O alcatrão das saídas e entradas da cidade foi renovado e o chão finalmente alisado. Dá gosto entrar e sair de Lisboa em vésperas de eleições autárquicas. Ali para os lados do aeroporto, a estrada está uma beleza. Lisinha, lisinha, como há uma eternidade não se via. Onde existiam buracos ou até verdadeiras crateras, rachas e desvios, agora há uma via gloriosa por onde os carros deslizam como se fosse seda.
Nas ruas, avenidas e artérias principais de Lisboa tudo brilha e rebrilha por fora, mas se nos descuidamos e damos uma curva mais para dentro, voltamos a cair nos buracos, tropeçamos nos mesmos altos e baixos e continuamos a subir e descer as colinas da cidade como se estivéssemos em picadas africanas.
Dou três exemplos: no Príncipe Real, lugar de referência e spot invariavelmente visitado pelos turistas, temos uma via principal razoavelmente bem arranjada, mas se descemos a Rua do Século e viramos para a Travessa do Abarracamento de Peniche, ou para a Eduardo Coelho, damos connosco aos saltos, sem podermos evitar o pior de um asfalto há muito arruinado. O contraste é aflitivo, sobretudo porque estamos a falar do coração da cidade e continuamos a estar no perímetro privilegiado de circulação de turistas.
Para quem mora na zona, mas sobretudo para as pessoas mais frágeis e doentes, percorrer estas ruas é um risco. Chega a ser uma impossibilidade física. Fiz esta picada há um par de dias com duas senhoras de 90 anos dentro do carro, ambas a precisar de bengalas e uma delas ainda a convalescer de uma operação delicada, e posso garantir que foi um tormento. Aliás, as ruas mais acidentadas e mais maltratadas de Lisboa são um verdadeiro calvário quando é preciso transportar doentes. Falo por experiência própria, por serem incontáveis as vezes em que fui nas ambulâncias do INEM, a acompanhar pai e mãe, dolorosamente conduzidos por estradas irregulares, em péssimo estado, mas às quais ninguém presta atenção.
Outro exemplo miserável em pleno centro da capital é a Rua das Taipas. Note-se que a parte visível desta rua foi arranjada a tempo das eleições, mas a parte que fica mais afastada dos olhares continua uma lástima. Arranjaram o alcatrão e taparam os buracos até a rua dar a volta por baixo do jardim-miradouro de São Pedro de Alcântara, mas mal a rua desaparece da vista voltam os buracos, os inconcebíveis altos e baixos, os paralelepípedos irregulares ou completamente fora do sítio. E nas curvas e contracurvas que damos até chegarmos à Avenida da Liberdade, tudo continua em mau estado e a precisar de conserto imediato.

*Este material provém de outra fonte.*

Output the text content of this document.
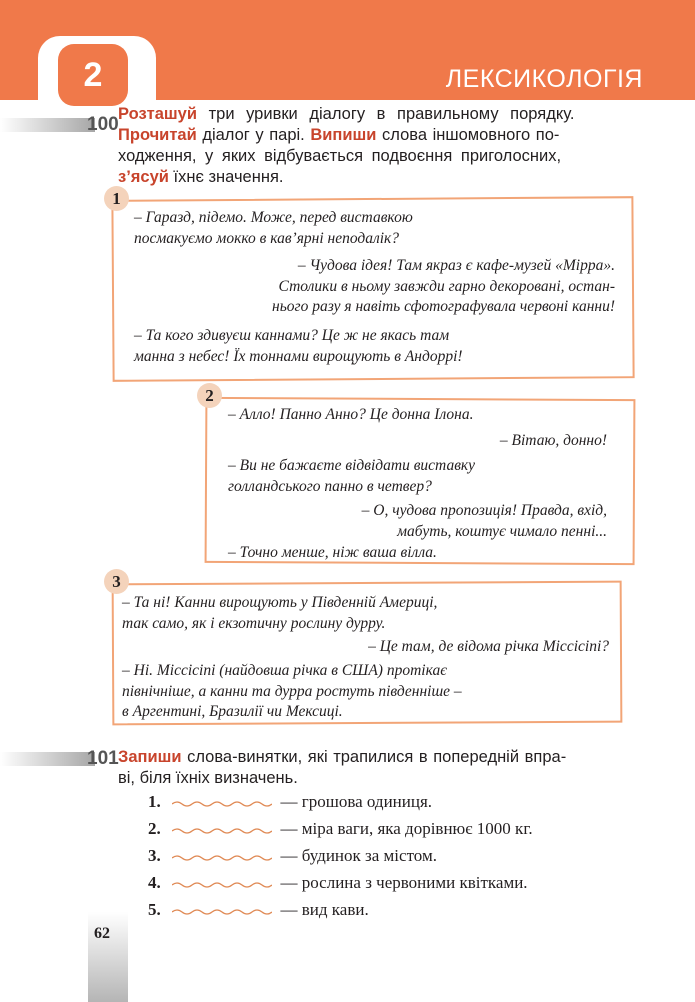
2	ЛЕКСИКОЛОГІЯ
100 Розташуй три уривки діалогу в правильному порядку.
Прочитай діалог у парі. Випиши слова іншомовного по-
ходження, у яких відбувається подвоєння приголосних,
з’ясуй їхнє значення.
1
– Гаразд, підемо. Може, перед виставкою
посмакуємо мокко в кав’ярні неподалік?
– Чудова ідея! Там якраз є кафе-музей «Мірра».
Столики в ньому завжди гарно декоровані, остан-
нього разу я навіть сфотографувала червоні канни!
– Та кого здивуєш каннами? Це ж не якась там
манна з небес! Їх тоннами вирощують в Андоррі!
2
– Алло! Панно Анно? Це донна Ілона.
– Вітаю, донно!
– Ви не бажаєте відвідати виставку
голландського панно в четвер?
– О, чудова пропозиція! Правда, вхід,
мабуть, коштує чимало пенні...
– Точно менше, ніж ваша вілла.
3
– Та ні! Канни вирощують у Південній Америці,
так само, як і екзотичну рослину дурру.
– Це там, де відома річка Міссісіпі?
– Ні. Міссісіпі (найдовша річка в США) протікає
північніше, а канни та дурра ростуть південніше –
в Аргентині, Бразилії чи Мексиці.
101 Запиши слова-винятки, які трапилися в попередній впра-
ві, біля їхніх визначень.
1.	— грошова одиниця.
2.	— міра ваги, яка дорівнює 1000 кг.
3.	— будинок за містом.
4.	— рослина з червоними квітками.
5.	— вид кави.
62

Já que falei na Avenida da Liberdade, junto o terceiro exemplo: a Rua das Pretas. Inenarrável, o estado desta rua que sobe e desce, dando uma laçada pelo Campo dos Mártires da Pátria. Não há direito nem é concebível que a capital de um país (e uma das capitais europeias do turismo), que pretende estar à altura do estatuto “Capital Verde 2021”, descuide as suas vias de circulação ao ponto de atingirem um estado de degradação extrema e de perigo máximo. Falo de ruas perpendiculares às grandes avenidas centrais, mas não só.
Dei apenas estes três exemplos por serem todos muito centrais, mas infelizmente os exemplos sucedem-se, multiplicam-se e estendem-se ao longo de vias e artérias que vão do coração de Lisboa até às periferias. É um escândalo ver ruas arranjadas até meio e descuidadas a partir da primeira curva ou desvio em que “metem para dentro”.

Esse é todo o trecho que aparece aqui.